The rest of this paper is organised as follows: in Section 2, we reported the related work on topological methods. In Section 3, we examined the details implementation of three similarity methods. Topological methods are reported in Section 3.1 and statistical similarity measures are reported in Section 3.2. In Section 3.3, we reported string based similarity measures in two categories such as character based and term based similarity (Section 3.3.1 and 3.3.2). We also proposed a new method for detection of textual similarity between sentences based on language model and WordNet taxonomy in Section 4 and we reported a short experiment on the proposed method in Section 5. In Section 6, we listed out available software's and tools those are used for measuring the similarity. Applications of STS are reported in Section 7, and finally conclusion of the work is drawn in Section 8.

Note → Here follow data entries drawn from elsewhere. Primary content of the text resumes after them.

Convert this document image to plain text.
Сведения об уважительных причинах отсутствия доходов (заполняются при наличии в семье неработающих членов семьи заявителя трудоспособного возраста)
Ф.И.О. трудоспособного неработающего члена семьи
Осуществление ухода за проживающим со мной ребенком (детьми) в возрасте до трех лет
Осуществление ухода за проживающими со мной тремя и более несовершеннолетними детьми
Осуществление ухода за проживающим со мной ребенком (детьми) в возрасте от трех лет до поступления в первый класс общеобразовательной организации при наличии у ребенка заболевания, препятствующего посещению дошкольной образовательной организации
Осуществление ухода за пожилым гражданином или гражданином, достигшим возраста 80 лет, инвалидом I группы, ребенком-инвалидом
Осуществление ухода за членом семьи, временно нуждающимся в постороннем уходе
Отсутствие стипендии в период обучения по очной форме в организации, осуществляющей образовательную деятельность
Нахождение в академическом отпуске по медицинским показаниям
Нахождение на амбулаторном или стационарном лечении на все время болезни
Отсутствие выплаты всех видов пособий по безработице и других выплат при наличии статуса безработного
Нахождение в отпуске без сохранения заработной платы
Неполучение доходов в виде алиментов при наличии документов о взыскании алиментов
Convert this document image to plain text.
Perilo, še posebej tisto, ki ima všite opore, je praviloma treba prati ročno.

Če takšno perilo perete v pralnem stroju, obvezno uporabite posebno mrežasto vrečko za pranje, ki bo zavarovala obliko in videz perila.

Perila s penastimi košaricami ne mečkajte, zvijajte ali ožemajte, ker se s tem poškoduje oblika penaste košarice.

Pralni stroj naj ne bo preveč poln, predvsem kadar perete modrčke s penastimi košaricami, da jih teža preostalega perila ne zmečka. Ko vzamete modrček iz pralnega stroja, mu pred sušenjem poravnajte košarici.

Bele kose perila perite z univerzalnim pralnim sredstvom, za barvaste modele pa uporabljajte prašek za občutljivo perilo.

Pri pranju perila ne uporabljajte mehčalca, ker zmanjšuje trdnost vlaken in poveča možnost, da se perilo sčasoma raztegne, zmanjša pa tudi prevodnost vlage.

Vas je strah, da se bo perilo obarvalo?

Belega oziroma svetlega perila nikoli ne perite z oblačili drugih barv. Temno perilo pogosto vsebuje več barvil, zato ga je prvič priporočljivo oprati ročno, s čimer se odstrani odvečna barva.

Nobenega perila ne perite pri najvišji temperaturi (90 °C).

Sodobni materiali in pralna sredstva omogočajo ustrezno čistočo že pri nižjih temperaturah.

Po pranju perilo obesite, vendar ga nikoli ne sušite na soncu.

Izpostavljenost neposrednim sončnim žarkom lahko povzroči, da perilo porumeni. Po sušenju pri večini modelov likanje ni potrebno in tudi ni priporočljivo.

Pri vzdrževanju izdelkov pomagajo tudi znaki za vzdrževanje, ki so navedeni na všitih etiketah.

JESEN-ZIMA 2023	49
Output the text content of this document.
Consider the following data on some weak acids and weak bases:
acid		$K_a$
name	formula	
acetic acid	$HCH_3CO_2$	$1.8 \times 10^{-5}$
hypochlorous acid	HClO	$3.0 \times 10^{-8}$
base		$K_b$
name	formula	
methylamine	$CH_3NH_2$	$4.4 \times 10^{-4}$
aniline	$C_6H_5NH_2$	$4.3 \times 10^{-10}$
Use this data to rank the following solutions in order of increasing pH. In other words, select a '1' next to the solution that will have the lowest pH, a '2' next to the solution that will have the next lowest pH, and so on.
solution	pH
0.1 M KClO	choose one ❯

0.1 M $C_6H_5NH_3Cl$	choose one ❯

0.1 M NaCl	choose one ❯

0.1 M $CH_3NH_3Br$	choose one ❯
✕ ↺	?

2 Related Work on Topological Methods

In many cases determining the intended meaning of an ambiguous word is difficult for human and it is quite difficult to process automatically also. This ambiguity can be eliminated by considering the following relationships among the words or concepts: (i) hierarchical (e.g. IS-A or hypernym-hyponym, part-whole etc.), (ii) associative (e.g. cause-effect) and, (iii) equivalence ²⁵. Among these, IS-A relation is widely used and studied, which maps to the human cognitive view of classification (i.e. taxonomy). The IS-A relation among the concepts has been suggested and employed as a special case of semantic similarity of distance ⁴². Semantic similarity can be estimated by defining a topological similarity by using ontologies to define the distance between term and concepts.

Taxonomy is often represented as a hierarchical structure and also considered as a network structure. To measuring the similarity information of this network can be useful. There are several ways to determine the conceptual similarity between two words in a hierarchical semantic network. There are essentially two types of approaches, which calculate topological similarity between ontological concepts. Those are (i) node based (information-content approach) and (ii) edge-based (distance based).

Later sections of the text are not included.